Садыка обернулась и увидела рыжеволосую хатун, мило беседовавшую с другими джарийе. Она притворно улыбалась и что-то рассказывала им на ломанном турецком. Казалось, что скорбь и ненависть покинули её сердце, но иллюзия пропала, стоило лишь взглядам двоих девушек столкнуться. Вивьен смотрела на Катрин-Антуанет с такой злобой, что все сомнения развеялись — даже здесь она жизни не даст своему врагу. Их взгляды встретились лишь на мгновенье, и уже спустя долю секунды возлюбленная Амараля вернулась к беседе. Венгерка села ближе к калфе, чтобы сказать своё главное напутствие, которое Башира пронесёт в уме до конца своих дней: «Смелыми возгласами и правдой ты не добьёшься цели, лишь накличешь на себя беду и наживёшь врагов. Отойди в тень, стань такой, как они, слейся с толпой, чтобы в нужный момент нанести удар в спину. Тебя насильно обратили в ислам, так повторяй устами шахаду, а в уме держи „Pater Noster“. Никому не нужно знать, что у тебя в душе, пусть оно станет твоим скрытым источником силы.»

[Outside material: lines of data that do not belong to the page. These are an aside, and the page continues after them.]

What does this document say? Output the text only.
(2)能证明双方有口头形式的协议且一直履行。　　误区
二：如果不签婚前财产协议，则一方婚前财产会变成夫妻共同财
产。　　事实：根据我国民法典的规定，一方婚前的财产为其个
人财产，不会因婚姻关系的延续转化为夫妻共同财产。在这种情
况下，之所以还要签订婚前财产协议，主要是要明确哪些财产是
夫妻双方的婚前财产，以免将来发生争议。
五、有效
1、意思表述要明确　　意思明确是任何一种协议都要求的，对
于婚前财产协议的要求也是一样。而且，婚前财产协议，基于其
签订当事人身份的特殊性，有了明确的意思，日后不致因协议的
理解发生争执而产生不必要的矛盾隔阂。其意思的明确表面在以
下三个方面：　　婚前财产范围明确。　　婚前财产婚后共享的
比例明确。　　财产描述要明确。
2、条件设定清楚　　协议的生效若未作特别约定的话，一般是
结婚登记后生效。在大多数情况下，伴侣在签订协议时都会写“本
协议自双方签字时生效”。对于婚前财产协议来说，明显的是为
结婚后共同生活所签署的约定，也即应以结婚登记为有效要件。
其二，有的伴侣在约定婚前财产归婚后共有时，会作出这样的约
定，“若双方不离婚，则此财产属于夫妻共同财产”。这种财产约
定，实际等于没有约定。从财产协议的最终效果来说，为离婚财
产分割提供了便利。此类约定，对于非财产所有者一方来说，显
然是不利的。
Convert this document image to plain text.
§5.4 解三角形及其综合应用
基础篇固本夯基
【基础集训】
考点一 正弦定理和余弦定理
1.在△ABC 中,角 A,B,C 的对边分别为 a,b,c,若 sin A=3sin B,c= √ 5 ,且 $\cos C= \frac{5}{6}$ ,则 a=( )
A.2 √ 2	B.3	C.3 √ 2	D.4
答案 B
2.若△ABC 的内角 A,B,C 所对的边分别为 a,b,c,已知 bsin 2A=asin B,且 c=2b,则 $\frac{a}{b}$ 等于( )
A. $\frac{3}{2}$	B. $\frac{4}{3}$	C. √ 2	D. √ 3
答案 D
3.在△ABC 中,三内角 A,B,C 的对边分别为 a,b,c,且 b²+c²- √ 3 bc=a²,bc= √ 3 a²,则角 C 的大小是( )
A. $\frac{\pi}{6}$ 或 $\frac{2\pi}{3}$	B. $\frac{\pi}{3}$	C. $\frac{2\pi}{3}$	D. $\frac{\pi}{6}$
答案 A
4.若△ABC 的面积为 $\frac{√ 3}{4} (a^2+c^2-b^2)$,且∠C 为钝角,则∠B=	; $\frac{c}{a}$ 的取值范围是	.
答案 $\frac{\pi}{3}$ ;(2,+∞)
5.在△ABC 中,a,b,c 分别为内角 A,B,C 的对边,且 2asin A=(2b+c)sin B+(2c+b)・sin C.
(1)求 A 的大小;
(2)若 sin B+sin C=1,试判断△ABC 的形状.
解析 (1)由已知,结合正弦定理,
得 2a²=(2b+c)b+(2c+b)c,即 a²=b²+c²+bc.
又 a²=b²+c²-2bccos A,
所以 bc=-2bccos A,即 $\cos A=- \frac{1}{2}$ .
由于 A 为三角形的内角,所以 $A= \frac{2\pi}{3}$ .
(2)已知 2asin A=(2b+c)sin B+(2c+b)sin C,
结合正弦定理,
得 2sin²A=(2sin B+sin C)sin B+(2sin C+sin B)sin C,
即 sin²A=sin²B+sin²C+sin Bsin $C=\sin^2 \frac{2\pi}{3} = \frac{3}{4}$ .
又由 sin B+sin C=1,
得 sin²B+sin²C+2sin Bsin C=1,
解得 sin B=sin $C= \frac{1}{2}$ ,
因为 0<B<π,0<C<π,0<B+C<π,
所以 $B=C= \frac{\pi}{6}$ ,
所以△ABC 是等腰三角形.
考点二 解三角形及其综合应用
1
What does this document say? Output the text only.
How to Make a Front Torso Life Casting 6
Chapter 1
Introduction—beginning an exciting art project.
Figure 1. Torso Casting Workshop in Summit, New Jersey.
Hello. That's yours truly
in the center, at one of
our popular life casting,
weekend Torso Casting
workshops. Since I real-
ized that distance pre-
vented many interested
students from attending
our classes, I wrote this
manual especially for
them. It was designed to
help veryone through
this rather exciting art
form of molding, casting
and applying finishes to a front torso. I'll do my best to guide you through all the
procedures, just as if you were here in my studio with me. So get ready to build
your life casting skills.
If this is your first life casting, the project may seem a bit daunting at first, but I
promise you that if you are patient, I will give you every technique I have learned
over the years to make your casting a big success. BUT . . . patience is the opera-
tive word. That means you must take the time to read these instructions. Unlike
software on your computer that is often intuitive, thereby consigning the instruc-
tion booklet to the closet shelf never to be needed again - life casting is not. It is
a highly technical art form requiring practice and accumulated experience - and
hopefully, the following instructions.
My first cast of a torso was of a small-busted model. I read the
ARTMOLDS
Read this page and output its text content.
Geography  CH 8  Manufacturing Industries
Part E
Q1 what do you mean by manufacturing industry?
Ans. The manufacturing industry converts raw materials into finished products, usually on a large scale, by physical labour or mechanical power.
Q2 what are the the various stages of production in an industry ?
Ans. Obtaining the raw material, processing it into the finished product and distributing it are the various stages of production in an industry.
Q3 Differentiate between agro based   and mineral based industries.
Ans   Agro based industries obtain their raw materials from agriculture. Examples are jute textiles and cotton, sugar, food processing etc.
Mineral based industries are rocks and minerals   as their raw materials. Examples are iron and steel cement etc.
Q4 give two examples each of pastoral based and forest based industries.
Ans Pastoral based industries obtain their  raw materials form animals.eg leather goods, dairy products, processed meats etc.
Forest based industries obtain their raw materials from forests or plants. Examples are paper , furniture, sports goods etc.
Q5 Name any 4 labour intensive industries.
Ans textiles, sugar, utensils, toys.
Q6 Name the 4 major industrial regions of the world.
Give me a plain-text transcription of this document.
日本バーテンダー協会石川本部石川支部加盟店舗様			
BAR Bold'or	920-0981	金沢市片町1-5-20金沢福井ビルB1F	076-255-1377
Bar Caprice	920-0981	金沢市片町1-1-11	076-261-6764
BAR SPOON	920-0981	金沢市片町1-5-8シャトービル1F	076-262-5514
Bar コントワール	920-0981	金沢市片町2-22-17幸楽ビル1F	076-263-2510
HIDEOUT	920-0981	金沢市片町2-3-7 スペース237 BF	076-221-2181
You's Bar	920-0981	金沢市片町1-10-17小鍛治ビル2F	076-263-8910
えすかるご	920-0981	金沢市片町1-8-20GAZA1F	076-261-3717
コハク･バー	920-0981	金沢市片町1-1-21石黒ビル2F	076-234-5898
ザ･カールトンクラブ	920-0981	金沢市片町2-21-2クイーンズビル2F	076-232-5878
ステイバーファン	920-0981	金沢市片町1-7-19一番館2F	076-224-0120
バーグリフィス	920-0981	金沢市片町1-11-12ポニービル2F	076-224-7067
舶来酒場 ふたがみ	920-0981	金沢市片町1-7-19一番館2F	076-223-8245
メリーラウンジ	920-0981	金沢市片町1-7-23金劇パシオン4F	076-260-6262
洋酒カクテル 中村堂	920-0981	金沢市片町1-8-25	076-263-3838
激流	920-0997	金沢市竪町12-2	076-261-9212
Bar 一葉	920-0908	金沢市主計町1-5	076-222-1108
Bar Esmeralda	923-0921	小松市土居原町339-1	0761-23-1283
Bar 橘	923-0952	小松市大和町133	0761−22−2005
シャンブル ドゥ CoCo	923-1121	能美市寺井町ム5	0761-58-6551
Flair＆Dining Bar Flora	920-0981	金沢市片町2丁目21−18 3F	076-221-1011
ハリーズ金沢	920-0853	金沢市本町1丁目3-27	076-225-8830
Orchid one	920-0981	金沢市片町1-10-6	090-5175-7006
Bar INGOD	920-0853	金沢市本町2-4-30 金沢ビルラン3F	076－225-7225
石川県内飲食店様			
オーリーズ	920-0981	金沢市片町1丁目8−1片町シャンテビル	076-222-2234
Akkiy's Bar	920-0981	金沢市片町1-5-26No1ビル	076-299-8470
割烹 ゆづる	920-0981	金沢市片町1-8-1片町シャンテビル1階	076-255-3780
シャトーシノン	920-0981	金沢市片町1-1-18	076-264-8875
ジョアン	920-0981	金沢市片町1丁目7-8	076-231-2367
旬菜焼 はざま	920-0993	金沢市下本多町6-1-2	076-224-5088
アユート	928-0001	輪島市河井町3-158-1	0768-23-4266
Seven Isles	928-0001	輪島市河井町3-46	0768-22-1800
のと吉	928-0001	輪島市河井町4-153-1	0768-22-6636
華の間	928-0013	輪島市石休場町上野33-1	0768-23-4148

Тогда Катрин ничего не ответила, лишь задумчиво смотрела куда-то вдаль, обдумывая мудрый совет. Он шёл вразрез со всеми принципами, которыми госпитальерка так гордилась всю свою жизнь, и она поняла, как сильно заблуждалась. Лицемерие — не порок, а оружие.
*
— Башира, — окликнула госпитальерку Нигяр. — Собирай свои вещи. Ты переезжаешь в покои Хюррем Султан.
— Что? Зачем?
— Не задавай лишних вопросов, хатун, а делай, что говорят, — зеленоглазая калфа подбадривающе улыбнулась. — Наша госпожа выбрала тебя и ещё двоих девушек из Родоса себе в услужение.
На лице Катрин мелькнуло отвращение от одной мысли об этом, но она быстро изобразила наигранную радость.
— Прошу, скажи… кого ещё?
— Дианту-хатун и, — она задумалась, пытаясь вспомнить имя ещё одной, — ту, рыжеволосую… как же её зовут.?
— Вивьен, — госпитальерка озвучила свои худшие опасения. Страшнее служения этой рыжеволосой славянской женщине было лишь служение вместе с такой подлой предательницей.
— Да, она!
— Я поняла. Мне нужно закончить уборку в ташлыке, — Башира тут же принялась за работу, а Нигяр понимающе кивнула и ушла. Она выиграла немного времени, чтобы придумать, что делать дальше. Помимо личной неприязни были и объективные причины — джарийе, давно бывшие в гареме, рассказывали о том, как велика ревность султанши: рука её не дрогнула даже перед отравлением единственной подруги. Очевидно, что Хюррем желала держать подле себя самых, по её мнению, необыкновенных хатун, контролировать каждый их шаг, и в случае чего — вовремя избавиться.